Betweenness centrality for each vertex is the number of the shortest paths that pass through it defined as \(B\left( v \right) = \mathop {\sum}\nolimits_{s \ne v \ne t} {\frac{{\sigma _{st}(v)}}{{\sigma _{st}}}}\) where σst is the total number of shortest paths from node s to node t and σst(v) is the number of those paths that pass through v.

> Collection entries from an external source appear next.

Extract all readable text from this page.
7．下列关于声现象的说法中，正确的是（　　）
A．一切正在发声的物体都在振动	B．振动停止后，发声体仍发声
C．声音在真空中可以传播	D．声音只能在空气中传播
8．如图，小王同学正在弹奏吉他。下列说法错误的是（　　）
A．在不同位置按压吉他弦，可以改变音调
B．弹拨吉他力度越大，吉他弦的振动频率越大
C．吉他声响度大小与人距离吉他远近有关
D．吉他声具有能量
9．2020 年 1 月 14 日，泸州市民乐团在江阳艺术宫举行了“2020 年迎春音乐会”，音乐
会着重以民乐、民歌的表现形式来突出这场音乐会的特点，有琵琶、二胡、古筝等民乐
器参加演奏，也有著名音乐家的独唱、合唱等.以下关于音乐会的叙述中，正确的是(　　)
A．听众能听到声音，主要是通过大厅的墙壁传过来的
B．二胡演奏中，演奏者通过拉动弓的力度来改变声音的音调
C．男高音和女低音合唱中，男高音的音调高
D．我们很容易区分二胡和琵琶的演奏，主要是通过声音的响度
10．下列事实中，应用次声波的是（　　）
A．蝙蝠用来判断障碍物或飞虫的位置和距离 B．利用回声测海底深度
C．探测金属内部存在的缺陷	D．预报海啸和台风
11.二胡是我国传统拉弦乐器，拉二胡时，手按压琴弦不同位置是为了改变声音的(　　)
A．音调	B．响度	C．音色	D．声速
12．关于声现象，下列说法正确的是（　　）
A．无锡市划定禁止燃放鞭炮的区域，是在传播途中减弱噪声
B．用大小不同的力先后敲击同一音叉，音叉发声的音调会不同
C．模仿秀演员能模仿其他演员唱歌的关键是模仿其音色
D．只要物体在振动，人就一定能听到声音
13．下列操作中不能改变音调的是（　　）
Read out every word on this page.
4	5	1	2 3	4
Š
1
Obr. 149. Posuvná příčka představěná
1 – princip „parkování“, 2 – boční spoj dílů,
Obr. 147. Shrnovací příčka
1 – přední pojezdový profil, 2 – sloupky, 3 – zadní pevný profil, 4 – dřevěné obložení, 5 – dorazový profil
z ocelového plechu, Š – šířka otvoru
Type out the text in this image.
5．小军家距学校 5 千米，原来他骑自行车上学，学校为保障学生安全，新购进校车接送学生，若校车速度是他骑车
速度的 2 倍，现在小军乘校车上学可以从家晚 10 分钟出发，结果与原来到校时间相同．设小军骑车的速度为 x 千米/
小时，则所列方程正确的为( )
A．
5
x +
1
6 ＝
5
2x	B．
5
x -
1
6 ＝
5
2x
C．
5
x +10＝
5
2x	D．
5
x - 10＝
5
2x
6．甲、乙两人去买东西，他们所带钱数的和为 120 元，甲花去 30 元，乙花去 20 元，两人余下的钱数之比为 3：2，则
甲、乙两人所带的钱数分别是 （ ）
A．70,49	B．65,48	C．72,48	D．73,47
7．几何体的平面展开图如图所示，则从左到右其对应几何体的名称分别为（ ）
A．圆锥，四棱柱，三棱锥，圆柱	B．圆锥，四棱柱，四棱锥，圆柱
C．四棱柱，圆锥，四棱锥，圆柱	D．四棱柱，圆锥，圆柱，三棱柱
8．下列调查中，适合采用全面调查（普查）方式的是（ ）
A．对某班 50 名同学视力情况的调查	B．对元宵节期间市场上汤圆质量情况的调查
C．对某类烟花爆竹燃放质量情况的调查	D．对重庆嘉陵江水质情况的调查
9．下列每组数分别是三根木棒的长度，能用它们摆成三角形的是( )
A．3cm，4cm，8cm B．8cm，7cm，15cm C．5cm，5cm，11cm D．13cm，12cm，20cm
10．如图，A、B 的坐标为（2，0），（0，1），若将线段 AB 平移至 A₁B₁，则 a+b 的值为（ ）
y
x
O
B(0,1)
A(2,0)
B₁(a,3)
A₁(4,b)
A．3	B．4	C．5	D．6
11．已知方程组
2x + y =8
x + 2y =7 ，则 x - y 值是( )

Quantifying the predictive performance (Q
2) of linear regression models

The predictive performance (Q2) of each linear regression model (Y =  + ε) was calculated using leave-one-out cross-validation (LOOCV): \(Q^2 = \left( {1 – \frac{{{\mathrm{PRESS}}}}{{{\mathrm{TSS}}}}} \right) \cdot 100\), where PRESS is the predictive error sum of squares \(\left( {\mathop {\sum}\nolimits_{j = 1}^n {\left( {Y_j – \hat Y_{[j]}} \right)^2} } \right.\) with \(\hat Y_{[j]}\) denoting the prediction of the model when the j-th case is deleted from the training set and TSS is the total sum of squares \(\left( {\mathop {\sum}\nolimits_{i = 1}^n {\left( {Y_j – \bar Y} \right)^2} } \right)\) (Greiff et al., 2012). X and Y are CDR3 degree vectors of repertoires at each LD1–12. LOOCV was performed using the forecast R package68. Cross-validation was used because, in contrast to regular regression analysis, it enables the quantification of the predictive performance of each regression model.

Simulated networks

Networks (nodes V = 102–105) were simulated with the ER, exponential and power-law models using base R69 and igraph67. Random networks were simulated according to the ER model, exponential networks were simulated setting a probability of a connection between two nodes p = 0.5 and scale-free networks were simulated using the Barabási-Albert model (Barabási and Albert, 1999).

Graphics

Graphic representations were produced using base R69 and the ggplot2 R package70. Heatmaps were produced using the NMF package71. Networks and network clusters visualization were performed using igraph67 employing the Fruchterman–Reingold force-directed and Kamada–Kawai layout algorithms. Large-scale networks (Fig. 1a) were visualized using Gephi (version 0.9.1)72; node size was scaled 10–100 proportional to the degree of a node and a blue to gray color gradient was applied to nodes from high to low degrees.

Statistical significance

Statistical significance was tested using the Wilcoxon rank-sum test. Results were considered significant for p < 0.05.

Reporting summary

Further information on experimental design is available in the Nature Research Reporting Summary linked to this article.